In azzurro vi ho indicato il sentiero che permette di evitarsi il lungo e "dispendioso" arrivo e pernottamento a Nesce.
La segnaletica
Devo ammettere che, nonostante abbia smarrito la via durante questa seconda giornata, il Cammino dei Briganti ha una segnaletica decisamente migliore rispetto a quanto mi aspettassi. Con me avevo un Garmin GPS che pesa circa 300 grammi e francamente col senno di poi non avrei dovuto prenderlo con me. Le eventuali tracce GPS sono scaricabili gratuitamente sul sito cliccando qui (ottimo lavoro e iniziativa!). Per compiere il Cammino tuttavia basta la mappa e un navigatore GPS base come quelli nei cellulari poiché la segnaletica sul Cammino non è niente male! Ovvio non si tratta di Francigena o Cammino di Santiago dove francamente perdersi è impossibile, ma con una buona attenzione e senso dell'orientamento anche se prendete sentieri sbagliati potete tranquillamente recuperare la via principale.
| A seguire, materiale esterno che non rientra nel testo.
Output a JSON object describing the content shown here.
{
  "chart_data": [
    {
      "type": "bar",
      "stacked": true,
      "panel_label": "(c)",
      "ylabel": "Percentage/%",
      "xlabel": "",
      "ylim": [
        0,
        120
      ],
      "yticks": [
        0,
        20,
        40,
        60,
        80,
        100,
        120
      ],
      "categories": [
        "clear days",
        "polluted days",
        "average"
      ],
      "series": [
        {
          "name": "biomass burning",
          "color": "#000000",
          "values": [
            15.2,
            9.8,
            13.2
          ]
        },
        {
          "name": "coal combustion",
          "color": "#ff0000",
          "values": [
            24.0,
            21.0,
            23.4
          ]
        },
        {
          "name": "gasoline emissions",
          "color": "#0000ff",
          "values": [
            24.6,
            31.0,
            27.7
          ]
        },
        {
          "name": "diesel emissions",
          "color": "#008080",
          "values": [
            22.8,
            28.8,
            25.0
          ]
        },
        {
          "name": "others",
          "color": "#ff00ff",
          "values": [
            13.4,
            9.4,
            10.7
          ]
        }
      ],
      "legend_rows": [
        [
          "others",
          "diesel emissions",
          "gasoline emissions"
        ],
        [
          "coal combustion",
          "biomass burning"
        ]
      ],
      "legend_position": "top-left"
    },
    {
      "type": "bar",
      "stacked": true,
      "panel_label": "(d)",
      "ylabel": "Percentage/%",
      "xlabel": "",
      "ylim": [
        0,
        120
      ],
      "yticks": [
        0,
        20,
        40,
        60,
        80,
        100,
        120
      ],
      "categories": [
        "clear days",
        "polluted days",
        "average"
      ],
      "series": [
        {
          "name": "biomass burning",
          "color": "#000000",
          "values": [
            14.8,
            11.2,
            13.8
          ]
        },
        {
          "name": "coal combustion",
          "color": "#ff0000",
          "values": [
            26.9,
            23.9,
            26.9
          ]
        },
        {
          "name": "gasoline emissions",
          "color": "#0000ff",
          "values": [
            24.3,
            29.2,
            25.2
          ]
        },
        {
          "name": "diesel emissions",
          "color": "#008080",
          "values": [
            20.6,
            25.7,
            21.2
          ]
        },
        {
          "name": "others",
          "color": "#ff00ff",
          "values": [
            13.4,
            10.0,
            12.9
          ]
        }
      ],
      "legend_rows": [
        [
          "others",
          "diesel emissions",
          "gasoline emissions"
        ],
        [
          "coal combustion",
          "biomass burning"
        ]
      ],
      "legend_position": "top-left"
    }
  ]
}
La mappa, ribadisco, è però FONDAMENTALE.
Il salvacondotto
Capitando a Cartore di venerdì pomeriggio ho realizzato che questo luogo è meta di tante gite domenicali dei romani poiché dista poco più di un'ora dalla Capitale. È ovvio quindi che in questo paesello dormire costi più che negli altri, tuttavia quello che mi ha stupito è che non c’è alcuna scontistica o simile per chi intraprende il Cammino. Il Salvacondotto non è altro che un gioco come infatti dice il sito: "il salvacondotto non è obbligatorio, non è essenziale, non dà diritto a sconti, è solo un gioco simpatico, ma si può benissimo fare il cammino senza. I timbri si raccolgono nelle strutture ufficiali del cammino, ma anche altri timbri sono comunque validi (comuni, pro loco, bar, ristoranti, ecc.). Raccogliendo i timbri si avrà un attestato a testimonianza dell’avvenuto cammino." Tuttavia prevedere una sorta di agevolazione per i camminanti sarebbe a mio avviso molto gratificante poiché fermarvi a Cartore o a Rosciolo può arrivare a costarvi tra pranzi, cene e pernotto anche 80/100 euro al giorno, se lo fate nei B&B o negli agriturismi.

Chi sono i briganti
Vi racconterò le altre tappe e il resto dell'itinerario nei prossimi articoli e video, ma prima voglio lasciarvi con una nozione relativa ai briganti, quelle persone a cui si è ispirato questo Cammino: "Il territorio attraversato da questo cammino è un territorio di confine, oggi tra Abruzzo e Lazio, ieri tra Stato Pontificio e Regno Borbonico. I briganti vivevano sul confine per passare da una parte all’altra a seconda della minaccia. I briganti non erano malviventi, erano più simili ai partigiani, lottavano contro l’invasione dei Sabaudi, che avevano costretto il popolo a entrare nell’esercito. Erano spiriti liberi, che non volevano assoggettarsi ai nuovi padroni, e per questo erano entrati in clandestinità. Una storia fatta anche di rapimenti, riscatti, e tanta violenza. Una storia di 150 anni fa."